Mr. Morales joined in. "It's an obsession. Ever since he was forced to refuse asylum to Snowden because America threatened his trade deals, he can't get this song out of his mind."

"You mean--"

"So deep in the heart, you're really a part of me . . ."

Mr. Correa continued his singing as though oblivious to surrounding commentary.

"But really, Rafael," Mr. Maduro was rapping on the table. "You must join us and offer asylum!"

It wasn't clear the others noticed this appeal.

"Wait!" Mr. Morales now entered the discourse. "Let me add something!" And with that he and Mr. Correa, in rich baritone duo, continued--

"I've tried so not to give in
I've said to myself this affair never will go so well
But why should I resist when, baby, I know damn well
I've got you under my skin?"

"Amigos, amigos," Mr. Maduro thumped the table. "We're playing cards! Look, I will bet on this fine looking eight of spades showing on the table."

"Not much, Nicolas. Like Snowden, hah? A hand with small cards."

Mr. Correa at this point folded with a heavy sigh. "I mean how many more are going to be coming to us, I ask you? Assange is now a transit bureau or something for whistleblowers. Advice and arrangements."

"And from inside the embassy in London, Rafael!" Mr. Ortega added. "I understand why you're so nervous."

"Nervous? Who's nervous?" Mr. Morales was smiling. "Did you have your plane re-routed and grounded and sniffed at lately?"
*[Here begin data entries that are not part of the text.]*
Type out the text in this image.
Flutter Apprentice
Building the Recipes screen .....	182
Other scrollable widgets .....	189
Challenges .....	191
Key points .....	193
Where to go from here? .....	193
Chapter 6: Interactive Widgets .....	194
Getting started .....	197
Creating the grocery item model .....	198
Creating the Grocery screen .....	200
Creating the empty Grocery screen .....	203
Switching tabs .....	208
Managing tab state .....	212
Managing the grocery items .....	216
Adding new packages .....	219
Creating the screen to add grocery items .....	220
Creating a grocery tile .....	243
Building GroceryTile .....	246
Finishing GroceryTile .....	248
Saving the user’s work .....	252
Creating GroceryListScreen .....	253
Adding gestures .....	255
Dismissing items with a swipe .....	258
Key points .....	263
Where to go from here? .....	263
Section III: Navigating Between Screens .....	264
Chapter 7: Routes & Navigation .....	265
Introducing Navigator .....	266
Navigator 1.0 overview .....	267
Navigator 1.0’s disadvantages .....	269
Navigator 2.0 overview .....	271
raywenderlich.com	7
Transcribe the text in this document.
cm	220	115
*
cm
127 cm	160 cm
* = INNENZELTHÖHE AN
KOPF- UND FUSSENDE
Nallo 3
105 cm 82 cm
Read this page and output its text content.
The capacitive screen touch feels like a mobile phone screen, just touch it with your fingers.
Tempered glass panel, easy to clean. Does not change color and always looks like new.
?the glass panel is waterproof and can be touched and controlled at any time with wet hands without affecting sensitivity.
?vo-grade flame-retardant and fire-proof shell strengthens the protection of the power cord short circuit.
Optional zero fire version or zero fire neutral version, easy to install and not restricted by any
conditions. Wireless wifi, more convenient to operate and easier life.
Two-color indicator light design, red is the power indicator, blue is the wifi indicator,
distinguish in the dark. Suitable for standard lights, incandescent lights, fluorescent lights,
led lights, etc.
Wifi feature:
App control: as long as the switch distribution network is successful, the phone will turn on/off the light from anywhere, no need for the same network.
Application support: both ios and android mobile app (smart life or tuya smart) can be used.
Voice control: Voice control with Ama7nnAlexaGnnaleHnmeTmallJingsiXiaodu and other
Both Rafael Correa and Evo Morales at this point burst out with more song--

"I'd sacrifice anything come what might
For the sake of having you near
In spite of a warning voice that comes in the night
And repeats and repeats in my ear . . ."

"Nervous? Would Hugo have been nervous?" Mr. Maduro had folded with his eight of spades high, and the hand was won by Mr. Ortega with a one-eyed Jack.

"Ah, the Hugo!" Much murmuring from the four, plus shakings of heads and pounding on the table. "Yes, the Hugo, the Hugo Chavez. Now there was somebody to call a spade a spade and deal with the US monster!"

As the evening wore on, according to our busy waiter-reporter on the scene, Mr. Correa's singing had infected all these leaders. Playing around with the old Frank Sinatra ballad continued as they mused on Snowden and the United States, and their own position in the controversy.

At last the card game had mostly ceased, with all four leaders singing so boisterously other guests at The Dragonfly complained:

"Don't you know you fool I'm not just a bum
Use your mentality, wake up to reality
But each time that I do just the thought of you
Makes me stop before I 've begun
'Cause you've got me under your thumb . . . "

The story above is a satire or parody. It is entirely fictitious.